Excuses to Drink
How do excuses and addictive thinking affect your recovery?
“I am absolutely powerless to control my use . . . maybe.” This is just one example of addictive thinking, or excuses that can cause you to relapse and eventually return to use. Addictive thinking involves a combination of negative attitudes, distorted thinking, and an intense resistance to change. While you were using drugs and/or alcohol, you probably invented all sorts of excuses to deny and justify using while trying to avoid negative consequences. These same excuses can threaten your recovery unless you are prepared to recognize them and replace them with the early recovery lessons you learned from the Twelve Steps: you are powerless against addiction, addiction is a disease that requires a spiritual solution, and you don’t have all the answers.
The first step to overcoming addictive thinking is to become honest with yourself.
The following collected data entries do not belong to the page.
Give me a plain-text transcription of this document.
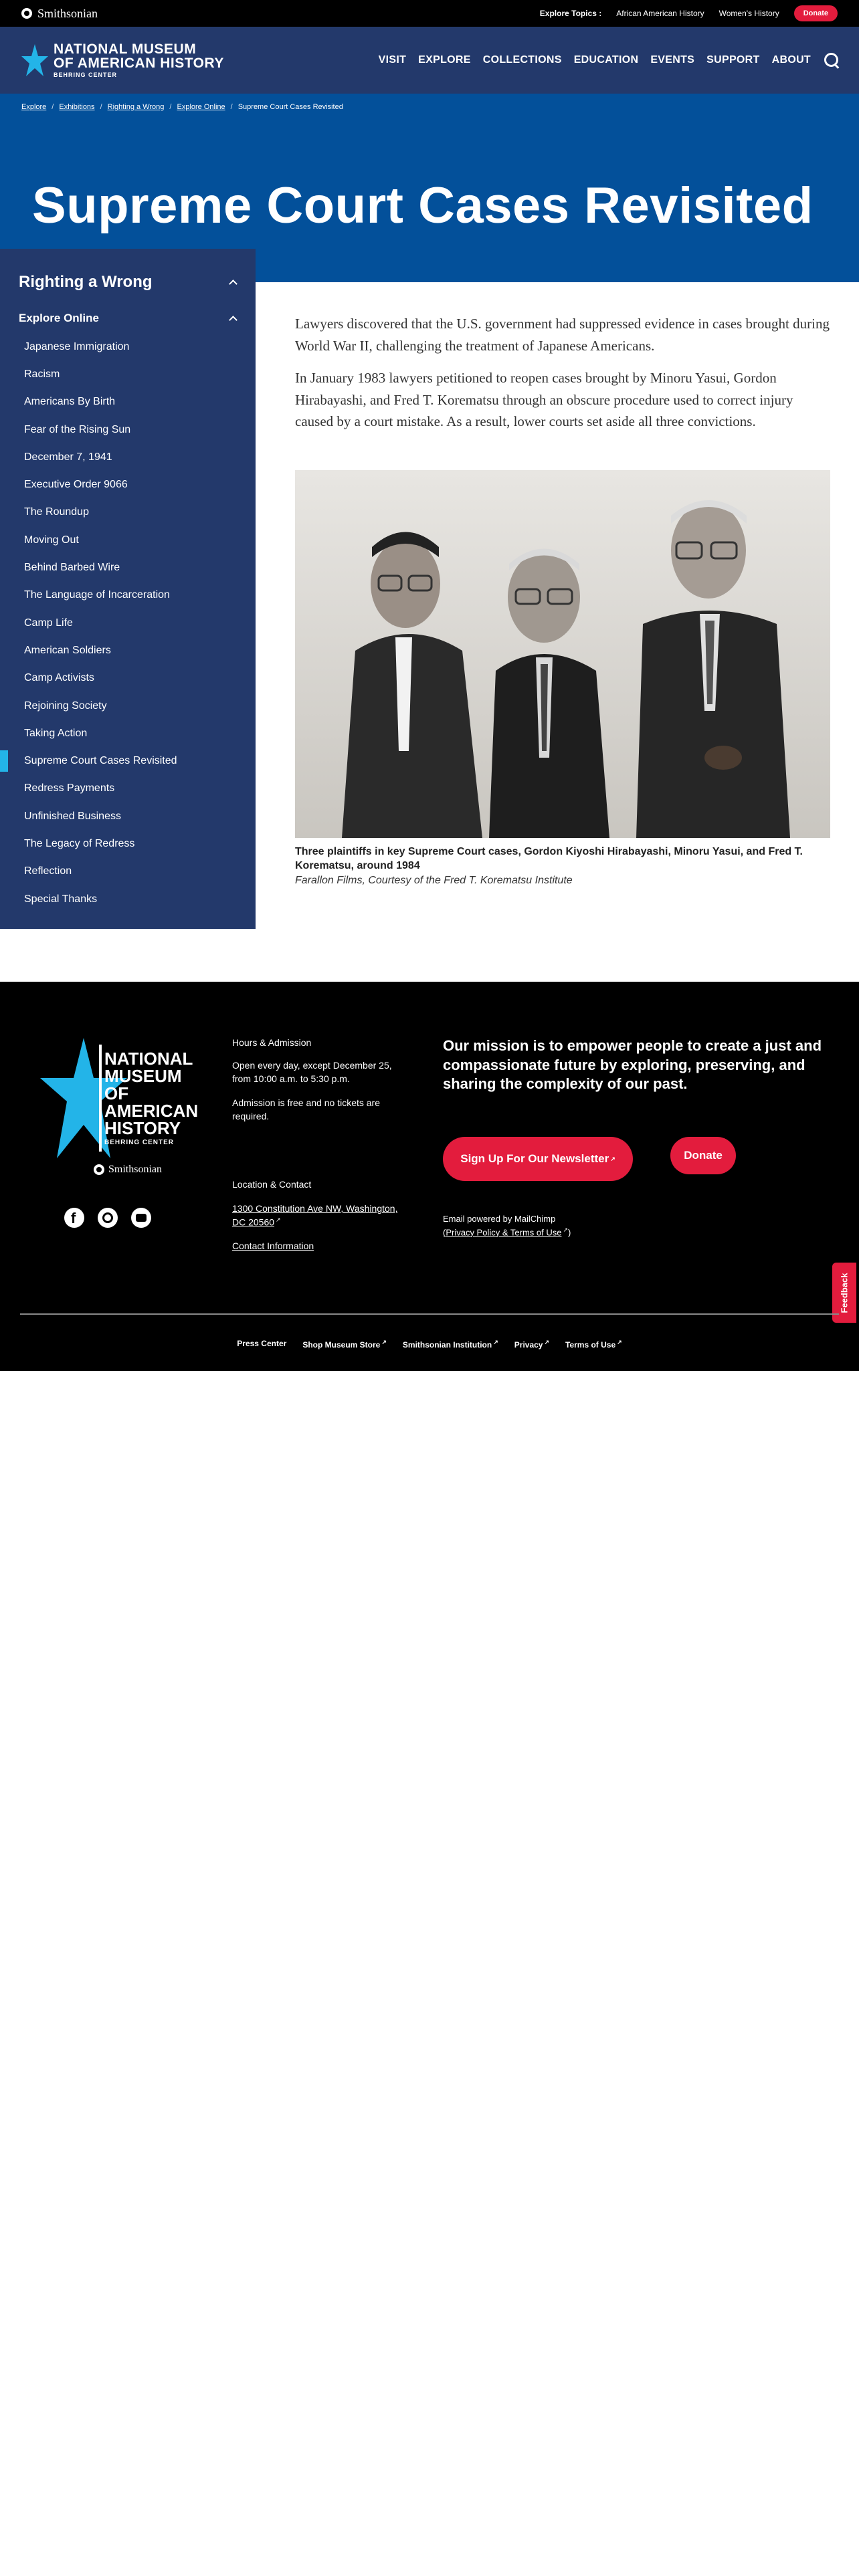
Smithsonian	Explore Topics : African American History Women's History	Donate
NATIONAL MUSEUM
OF AMERICAN HISTORY
BEHRING CENTER
VISIT EXPLORE COLLECTIONS EDUCATION EVENTS SUPPORT ABOUT
Explore / Exhibitions / Righting a Wrong / Explore Online / Supreme Court Cases Revisited
Supreme Court Cases Revisited
Righting a Wrong
Explore Online
Japanese Immigration
Racism
Americans By Birth
Fear of the Rising Sun
December 7, 1941
Executive Order 9066
The Roundup
Moving Out
Behind Barbed Wire
The Language of Incarceration
Camp Life
American Soldiers
Camp Activists
Rejoining Society
Taking Action
Supreme Court Cases Revisited
Redress Payments
Unfinished Business
The Legacy of Redress
Reflection
Special Thanks

Lawyers discovered that the U.S. government had suppressed evidence in cases brought during World War II, challenging the treatment of Japanese Americans.

In January 1983 lawyers petitioned to reopen cases brought by Minoru Yasui, Gordon Hirabayashi, and Fred T. Korematsu through an obscure procedure used to correct injury caused by a court mistake. As a result, lower courts set aside all three convictions.

Three plaintiffs in key Supreme Court cases, Gordon Kiyoshi Hirabayashi, Minoru Yasui, and Fred T. Korematsu, around 1984
Farallon Films, Courtesy of the Fred T. Korematsu Institute
NATIONAL
MUSEUM
OF
AMERICAN
HISTORY
BEHRING CENTER
Smithsonian
f
Hours & Admission
Open every day, except December 25, from 10:00 a.m. to 5:30 p.m.
Admission is free and no tickets are required.
Location & Contact
1300 Constitution Ave NW, Washington, DC 20560 ↗
Contact Information
Our mission is to empower people to create a just and compassionate future by exploring, preserving, and sharing the complexity of our past.
Sign Up For Our Newsletter ↗	Donate
Email powered by MailChimp
(Privacy Policy & Terms of Use ↗)
Feedback
Press Center Shop Museum Store ↗ Smithsonian Institution ↗ Privacy ↗ Terms of Use ↗
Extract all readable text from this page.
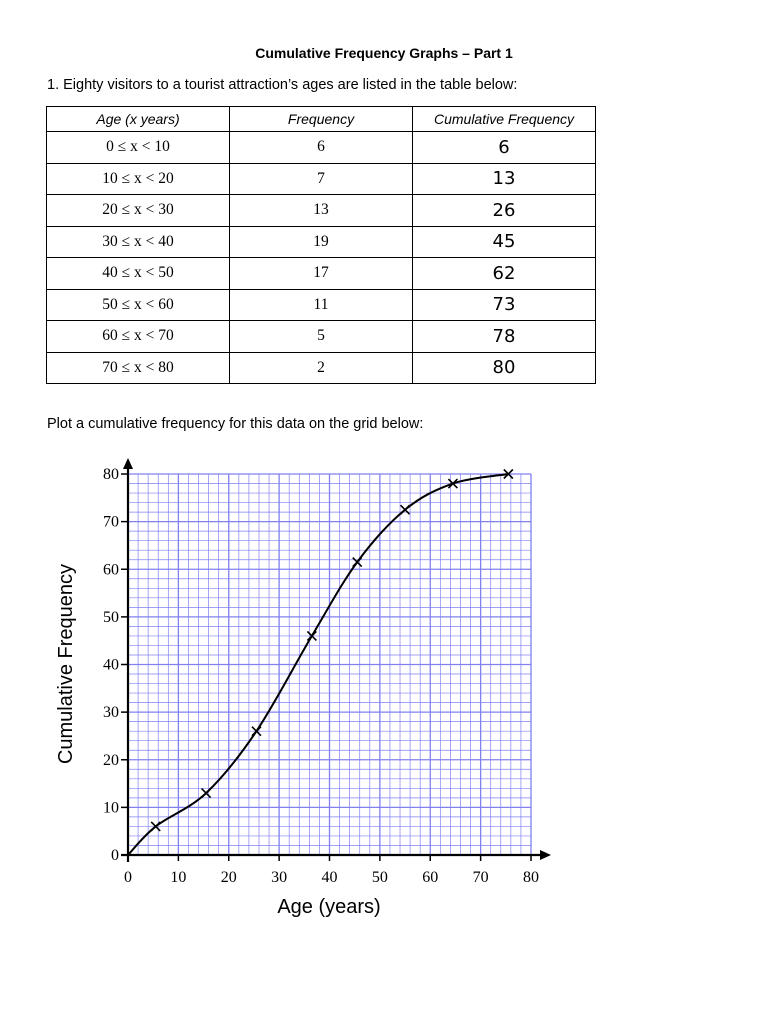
Cumulative Frequency Graphs – Part 1
1. Eighty visitors to a tourist attraction’s ages are listed in the table below:
Age (x years)	Frequency	Cumulative Frequency
0 ≤ x < 10	6	6
10 ≤ x < 20	7	13
20 ≤ x < 30	13	26
30 ≤ x < 40	19	45
40 ≤ x < 50	17	62
50 ≤ x < 60	11	73
60 ≤ x < 70	5	78
70 ≤ x < 80	2	80
Plot a cumulative frequency for this data on the grid below:
0 10 20 30 40 50 60 70 80
0
10
20
30
40
50
60
70
80
Age (years)
Cumulative Frequency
Not an easy task, as you know, but that’s exactly what the Twelve Steps will help you accomplish. With time and your best effort in working each of the Steps, you come to know yourself. In the very first Step, you are asked to accept the idea that your life has become unmanageable—your first venture into self knowledge. Each Step takes you to another level of knowing and accepting yourself. As you develop a healthy relationship with yourself, you prepare yourself to do the same with others. These relationships are the connective tissue that forms your ongoing recovery reality check and support system.